瞑想

寝ながらできる瞑想・マインドフルネス!ボディスキャンのやり方とその効果をご紹介!


皆さんは瞑想をやってみたことはありますか?


経験がある方はどのような姿勢で瞑想を行なったことがありますでしょうか?


また、経験がない方は瞑想はどのような姿勢で行われるイメージがありますでしょうか?


瞑想について調べたことがある方でしたら、ご存知かもしれませんが、実は瞑想はさまざまな種類があり、それぞれ効果ややり方、姿勢も異なることがあります。


例えば、あぐらをかいたり、座禅を組んだり、身体を動かしながら行うものまでさまざまです。


今回はそんな多種多様な瞑想の中でも、もし効果があるならできるだけ楽な姿勢、特に横になった状態でできるものがあれば嬉しい、という思いを抱える方におすすめのボディスキャンという瞑想をご紹介していきます。



ボディスキャンとは


多くの人にとって、ストレスは精神的・感情的な症状だけでなく、身体的な症状ももたらします。
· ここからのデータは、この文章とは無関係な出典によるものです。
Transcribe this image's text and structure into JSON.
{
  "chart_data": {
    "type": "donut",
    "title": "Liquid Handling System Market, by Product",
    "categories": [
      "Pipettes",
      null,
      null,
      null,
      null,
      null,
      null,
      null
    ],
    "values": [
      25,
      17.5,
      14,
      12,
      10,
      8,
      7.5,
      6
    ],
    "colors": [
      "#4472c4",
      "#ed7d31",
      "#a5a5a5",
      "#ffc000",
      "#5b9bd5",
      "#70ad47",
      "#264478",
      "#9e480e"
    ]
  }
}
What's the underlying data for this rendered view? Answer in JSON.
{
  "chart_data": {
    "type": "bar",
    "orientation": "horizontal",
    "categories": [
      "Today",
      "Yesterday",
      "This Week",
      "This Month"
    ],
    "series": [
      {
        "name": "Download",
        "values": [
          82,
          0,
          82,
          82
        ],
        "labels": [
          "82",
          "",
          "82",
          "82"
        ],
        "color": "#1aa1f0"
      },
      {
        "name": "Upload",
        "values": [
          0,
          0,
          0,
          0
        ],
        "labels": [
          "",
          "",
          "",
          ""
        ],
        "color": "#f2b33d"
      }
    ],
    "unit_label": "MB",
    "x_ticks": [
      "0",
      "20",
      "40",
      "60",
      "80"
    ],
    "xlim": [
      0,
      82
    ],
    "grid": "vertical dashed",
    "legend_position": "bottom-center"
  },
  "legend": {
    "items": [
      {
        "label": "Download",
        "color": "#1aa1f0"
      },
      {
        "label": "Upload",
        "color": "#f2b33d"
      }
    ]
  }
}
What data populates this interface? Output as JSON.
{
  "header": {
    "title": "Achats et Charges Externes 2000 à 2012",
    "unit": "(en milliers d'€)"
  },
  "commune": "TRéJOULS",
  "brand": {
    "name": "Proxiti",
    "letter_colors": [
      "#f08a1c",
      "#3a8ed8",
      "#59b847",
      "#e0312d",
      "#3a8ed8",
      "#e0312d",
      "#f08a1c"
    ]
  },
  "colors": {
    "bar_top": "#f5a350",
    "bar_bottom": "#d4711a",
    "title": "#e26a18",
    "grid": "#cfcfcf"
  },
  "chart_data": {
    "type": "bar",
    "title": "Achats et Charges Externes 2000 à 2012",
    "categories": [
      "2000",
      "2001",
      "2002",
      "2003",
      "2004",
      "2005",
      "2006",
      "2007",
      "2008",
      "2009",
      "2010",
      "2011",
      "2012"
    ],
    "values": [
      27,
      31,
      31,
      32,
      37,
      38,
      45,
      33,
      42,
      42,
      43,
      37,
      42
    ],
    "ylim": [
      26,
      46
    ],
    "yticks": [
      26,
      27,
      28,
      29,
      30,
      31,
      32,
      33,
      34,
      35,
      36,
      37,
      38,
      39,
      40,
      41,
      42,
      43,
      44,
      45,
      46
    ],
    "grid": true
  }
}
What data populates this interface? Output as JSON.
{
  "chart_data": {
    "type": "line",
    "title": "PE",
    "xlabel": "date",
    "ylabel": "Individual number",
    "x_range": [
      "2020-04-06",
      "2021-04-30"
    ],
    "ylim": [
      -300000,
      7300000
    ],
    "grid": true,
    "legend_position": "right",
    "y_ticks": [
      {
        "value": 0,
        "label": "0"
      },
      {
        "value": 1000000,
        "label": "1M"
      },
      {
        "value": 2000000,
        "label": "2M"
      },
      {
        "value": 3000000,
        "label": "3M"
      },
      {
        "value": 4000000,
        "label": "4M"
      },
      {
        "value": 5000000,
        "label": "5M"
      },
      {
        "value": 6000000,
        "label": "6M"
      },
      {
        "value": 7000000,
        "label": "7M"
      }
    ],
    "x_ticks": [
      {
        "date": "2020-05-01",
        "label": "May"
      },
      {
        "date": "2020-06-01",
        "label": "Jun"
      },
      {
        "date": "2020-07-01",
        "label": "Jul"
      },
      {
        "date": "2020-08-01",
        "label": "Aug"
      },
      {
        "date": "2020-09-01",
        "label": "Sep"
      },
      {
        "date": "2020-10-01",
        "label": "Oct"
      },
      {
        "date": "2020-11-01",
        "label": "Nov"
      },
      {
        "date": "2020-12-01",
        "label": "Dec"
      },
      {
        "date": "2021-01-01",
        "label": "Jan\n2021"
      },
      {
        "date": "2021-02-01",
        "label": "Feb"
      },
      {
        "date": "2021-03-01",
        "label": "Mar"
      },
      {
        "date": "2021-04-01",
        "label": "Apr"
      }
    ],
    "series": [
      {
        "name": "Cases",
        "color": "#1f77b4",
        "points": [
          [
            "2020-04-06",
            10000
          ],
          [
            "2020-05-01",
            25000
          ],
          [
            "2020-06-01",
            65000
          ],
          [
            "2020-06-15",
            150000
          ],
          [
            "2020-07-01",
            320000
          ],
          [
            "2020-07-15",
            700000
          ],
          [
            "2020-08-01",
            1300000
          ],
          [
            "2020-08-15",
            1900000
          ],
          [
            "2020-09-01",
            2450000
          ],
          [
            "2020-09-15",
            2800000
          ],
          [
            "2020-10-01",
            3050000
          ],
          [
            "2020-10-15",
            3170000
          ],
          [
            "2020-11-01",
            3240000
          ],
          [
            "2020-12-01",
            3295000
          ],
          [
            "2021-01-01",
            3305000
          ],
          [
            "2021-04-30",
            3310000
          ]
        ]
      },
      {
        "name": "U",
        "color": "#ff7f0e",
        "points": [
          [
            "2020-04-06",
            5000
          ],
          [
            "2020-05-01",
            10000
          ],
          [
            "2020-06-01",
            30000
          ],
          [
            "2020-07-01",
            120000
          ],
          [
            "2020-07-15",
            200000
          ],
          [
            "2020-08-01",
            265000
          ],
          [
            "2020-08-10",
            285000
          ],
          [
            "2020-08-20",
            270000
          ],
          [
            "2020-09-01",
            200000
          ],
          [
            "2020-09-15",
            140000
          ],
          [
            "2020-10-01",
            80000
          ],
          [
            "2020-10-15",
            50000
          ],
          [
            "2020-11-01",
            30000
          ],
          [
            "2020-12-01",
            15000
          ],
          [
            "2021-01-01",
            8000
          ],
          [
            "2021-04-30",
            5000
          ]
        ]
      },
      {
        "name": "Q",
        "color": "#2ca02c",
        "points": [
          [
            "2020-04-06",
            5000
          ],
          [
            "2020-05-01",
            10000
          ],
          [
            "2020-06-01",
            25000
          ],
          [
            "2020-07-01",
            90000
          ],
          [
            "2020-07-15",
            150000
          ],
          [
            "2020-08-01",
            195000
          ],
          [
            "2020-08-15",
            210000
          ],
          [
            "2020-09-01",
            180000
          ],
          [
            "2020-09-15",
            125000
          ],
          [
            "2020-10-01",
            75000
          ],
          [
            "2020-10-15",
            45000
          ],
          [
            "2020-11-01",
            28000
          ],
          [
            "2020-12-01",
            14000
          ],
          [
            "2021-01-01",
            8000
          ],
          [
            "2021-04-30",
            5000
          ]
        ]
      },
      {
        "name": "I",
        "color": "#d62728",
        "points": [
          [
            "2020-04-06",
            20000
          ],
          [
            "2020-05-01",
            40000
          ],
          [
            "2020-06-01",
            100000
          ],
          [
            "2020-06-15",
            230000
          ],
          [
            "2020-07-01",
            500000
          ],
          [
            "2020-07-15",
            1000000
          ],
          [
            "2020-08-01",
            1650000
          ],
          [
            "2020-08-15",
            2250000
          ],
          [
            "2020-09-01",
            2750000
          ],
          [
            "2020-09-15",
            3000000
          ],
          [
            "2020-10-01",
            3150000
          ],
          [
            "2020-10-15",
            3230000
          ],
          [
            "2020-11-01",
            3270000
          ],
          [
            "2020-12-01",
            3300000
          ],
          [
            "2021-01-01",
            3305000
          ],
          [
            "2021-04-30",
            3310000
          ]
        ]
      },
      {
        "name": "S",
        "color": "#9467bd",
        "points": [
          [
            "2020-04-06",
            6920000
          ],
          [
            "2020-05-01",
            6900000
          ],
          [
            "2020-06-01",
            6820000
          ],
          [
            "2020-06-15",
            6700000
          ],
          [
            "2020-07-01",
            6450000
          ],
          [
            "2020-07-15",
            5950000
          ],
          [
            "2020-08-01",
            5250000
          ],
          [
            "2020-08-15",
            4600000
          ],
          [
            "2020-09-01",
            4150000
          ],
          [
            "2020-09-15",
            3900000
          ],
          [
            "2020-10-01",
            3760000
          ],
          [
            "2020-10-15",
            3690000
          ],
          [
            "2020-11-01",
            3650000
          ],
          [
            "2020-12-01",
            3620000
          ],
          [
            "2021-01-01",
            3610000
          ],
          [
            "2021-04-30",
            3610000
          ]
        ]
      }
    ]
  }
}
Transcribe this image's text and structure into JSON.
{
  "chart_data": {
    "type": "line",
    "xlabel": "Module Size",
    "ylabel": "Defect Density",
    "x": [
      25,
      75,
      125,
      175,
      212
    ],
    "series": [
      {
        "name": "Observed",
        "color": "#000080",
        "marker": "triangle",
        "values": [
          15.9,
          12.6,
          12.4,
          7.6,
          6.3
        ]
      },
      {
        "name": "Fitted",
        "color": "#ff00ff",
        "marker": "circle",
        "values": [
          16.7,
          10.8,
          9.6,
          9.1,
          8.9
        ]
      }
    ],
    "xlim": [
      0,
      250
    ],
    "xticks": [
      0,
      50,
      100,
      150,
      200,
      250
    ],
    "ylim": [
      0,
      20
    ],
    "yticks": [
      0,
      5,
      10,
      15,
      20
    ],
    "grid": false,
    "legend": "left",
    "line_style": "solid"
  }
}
頭痛、腰痛、胸焼けなどは、ストレスに関連する病気の一例です。


頭痛や背中の痛み、胸焼けなどは、ストレスに関連した症状の一例です。


実際、ストレスにとらわれていると、身体の不調が感情的な状態と関連していることに気づかないことがあります。


そんなときには、自分の体の状態を確認できるボディスキャン瞑想が効果的です。


ボディスキャンは、マインドフルネス瞑想を始める際に最も効果的な方法の一つとも言われています。


ボディスキャンの目的は、自分の身体に意識を向けること、つまり自分の身体とのつながりを取り戻し、自分が感じている感覚に判断を下さずに気づくことです。


ボディスキャンは多くの人がリラックスできると感じますが、リラックスが第一の目的ではありません。


ボディスキャンの目的は、心を鍛えて感覚をよりオープンにし、気づきを得て、最終的にはより受け入れることです。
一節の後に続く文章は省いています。